CARA MENYUCIKAN BEJANA YANG DIJILAT ANJING

CARA MENYUCIKAN BEJANA YANG DIJILAT ANJING

12. Dari Abu Hurairah radhiyallahu ‘anhu, ia berkata: Rasulullah shallallahu ‘alaihi wa sallam bersabda,

طُهُورُ إِنَاءِ أَحَدِكُمْ إِذَا وَلَغَ فِيهِ الْكَلْبُ أَنْ يَغْسِلَهُ سَبْعَ مَرَّاتٍ، أُولَاهُنَّ بِالتُّرَابِ

Cara menyucikan bejana salah seorang di antara kalian jika dijilat oleh anjing adalah dengan mencucinya sebanyak tujuh kali, yang pertama dengan tanah.” (Diriwayatkan oleh Muslim)

Dalam salah satu lafaz riwayat Muslim disebutkan:

فَلْيُرِقْهُ، وَلْيَغْسِلْهُ

Maka hendaklah ia membuang (isi bejana itu) dan mencucinya.”

Sedangkan dalam riwayat at-Tirmidzi:

أُخْرَاهُنَّ، أَوْ أُولَاهُنَّ بِالتُّرَابِ

Cucian terakhirnya atau yang pertama dengan tanah.”

PENJELASAN

Penulis rahimahullah menyebutkan beberapa hadis dalam bab tentang air dari Kitab Thaharah. Salah satunya adalah hadis yang diriwayatkan oleh Abu Hurairah radhiyallahu ‘anhu, bahwa Nabi shallallahu ‘alaihi wa sallam bersabda, “Cara menyucikan bejana salah seorang di antara kalian jika dijilat oleh anjing adalah dengan mencucinya sebanyak tujuh kali, yang pertama dengan tanah.”

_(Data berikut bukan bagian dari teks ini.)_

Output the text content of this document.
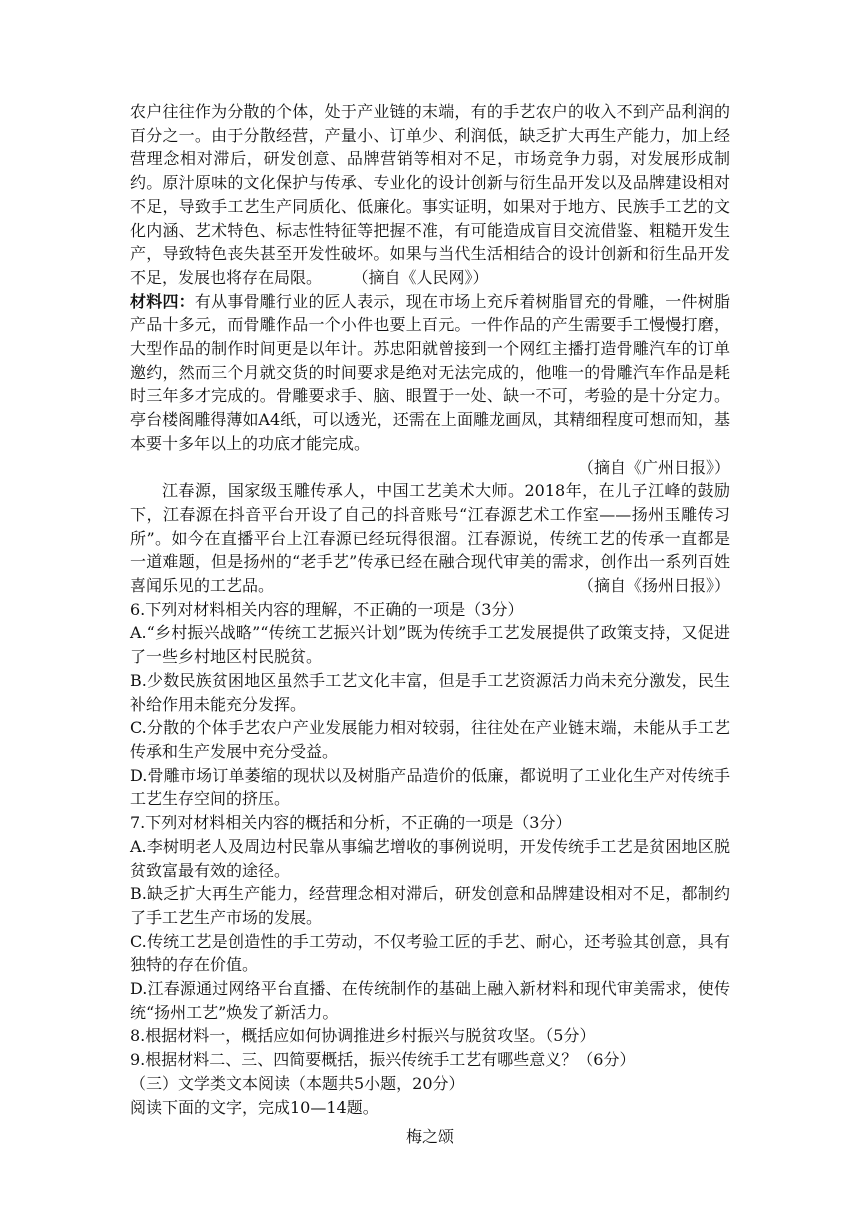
农户往往作为分散的个体，处于产业链的末端，有的手艺农户的收入不到产品利润的百分之一。由于分散经营，产量小、订单少、利润低，缺乏扩大再生产能力，加上经营理念相对滞后，研发创意、品牌营销等相对不足，市场竞争力弱，对发展形成制约。原汁原味的文化保护与传承、专业化的设计创新与衍生品开发以及品牌建设相对不足，导致手工艺生产同质化、低廉化。事实证明，如果对于地方、民族手工艺的文化内涵、艺术特色、标志性特征等把握不准，有可能造成盲目交流借鉴、粗糙开发生产，导致特色丧失甚至开发性破坏。如果与当代生活相结合的设计创新和衍生品开发不足，发展也将存在局限。 （摘自《人民网》）

材料四：有从事骨雕行业的匠人表示，现在市场上充斥着树脂冒充的骨雕，一件树脂产品十多元，而骨雕作品一个小件也要上百元。一件作品的产生需要手工慢慢打磨，大型作品的制作时间更是以年计。苏忠阳就曾接到一个网红主播打造骨雕汽车的订单邀约，然而三个月就交货的时间要求是绝对无法完成的，他唯一的骨雕汽车作品是耗时三年多才完成的。骨雕要求手、脑、眼置于一处、缺一不可，考验的是十分定力。亭台楼阁雕得薄如A4纸，可以透光，还需在上面雕龙画凤，其精细程度可想而知，基本要十多年以上的功底才能完成。

（摘自《广州日报》）

江春源，国家级玉雕传承人，中国工艺美术大师。2018年，在儿子江峰的鼓励下，江春源在抖音平台开设了自己的抖音账号“江春源艺术工作室——扬州玉雕传习所”。如今在直播平台上江春源已经玩得很溜。江春源说，传统工艺的传承一直都是一道难题，但是扬州的“老手艺”传承已经在融合现代审美的需求，创作出一系列百姓喜闻乐见的工艺品。	（摘自《扬州日报》）

6.下列对材料相关内容的理解，不正确的一项是（3分）

A.“乡村振兴战略”“传统工艺振兴计划”既为传统手工艺发展提供了政策支持，又促进了一些乡村地区村民脱贫。

B.少数民族贫困地区虽然手工艺文化丰富，但是手工艺资源活力尚未充分激发，民生补给作用未能充分发挥。

C.分散的个体手艺农户产业发展能力相对较弱，往往处在产业链末端，未能从手工艺传承和生产发展中充分受益。

D.骨雕市场订单萎缩的现状以及树脂产品造价的低廉，都说明了工业化生产对传统手工艺生存空间的挤压。

7.下列对材料相关内容的概括和分析，不正确的一项是（3分）

A.李树明老人及周边村民靠从事编艺增收的事例说明，开发传统手工艺是贫困地区脱贫致富最有效的途径。

B.缺乏扩大再生产能力，经营理念相对滞后，研发创意和品牌建设相对不足，都制约了手工艺生产市场的发展。

C.传统工艺是创造性的手工劳动，不仅考验工匠的手艺、耐心，还考验其创意，具有独特的存在价值。

D.江春源通过网络平台直播、在传统制作的基础上融入新材料和现代审美需求，使传统“扬州工艺”焕发了新活力。

8.根据材料一，概括应如何协调推进乡村振兴与脱贫攻坚。（5分）

9.根据材料二、三、四简要概括，振兴传统手工艺有哪些意义？（6分）

（三）文学类文本阅读（本题共5小题，20分）

阅读下面的文字，完成10—14题。

梅之颂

Frasa “Thuhur inaa’i ahadikum” berarti menyucikannya (thaharah). Frasa ini juga dapat dibaca dengan harakat fathah (thahur), yang bermakna sesuatu yang digunakan untuk menyucikannya. Namun, bacaan dengan dhammah (thuhur) lebih utama.

Anjing yang dimaksud dalam hadis ini adalah hewan yang telah dikenal umum. Berdasarkan zahir hadis, ketentuan tersebut mencakup semua jenis anjing, baik yang dipelihara untuk tujuan tertentu maupun yang tidak. Adapun anjing yang diperbolehkan untuk dipelihara ada tiga jenis, yaitu:

1. Anjing Penjaga Lahan Pertanian

Artinya, seseorang memiliki sebuah lahan pertanian. Ia memelihara seekor anjing untuk menjaga lahan tersebut dari serangan serigala, rubah, dan hewan lain yang serupa.

2. Anjing Penjaga Ternak

Artinya, seseorang memiliki ternak yang digembalakan di padang rumput atau alam terbuka. Ia membutuhkan perlindungan serta penjagaan untuk ternaknya. Oleh karena itu, ia memelihara anjing untuk melindungi ternaknya dari serangan serigala, binatang buas, pencuri, dan sejenisnya. Sebab, sebagian anjing telah dilatih. Jika ada orang asing mendekat, anjing tersebut akan menggonggong sehingga pemiliknya dapat menyadari keberadaan orang tersebut.

3. Anjing Pemburu

Artinya, seseorang memelihara anjing yang dilatih untuk berburu. Ia menggunakannya untuk berburu. Biasanya anjing ini berasal dari jenis tertentu yang disebut (saluq). Memelihara anjing jenis ini diperbolehkan, karena manusia mendapatkan manfaat darinya, yaitu jika anjing tersebut berburu dan telah terlatih, hasil buruannya menjadi halal.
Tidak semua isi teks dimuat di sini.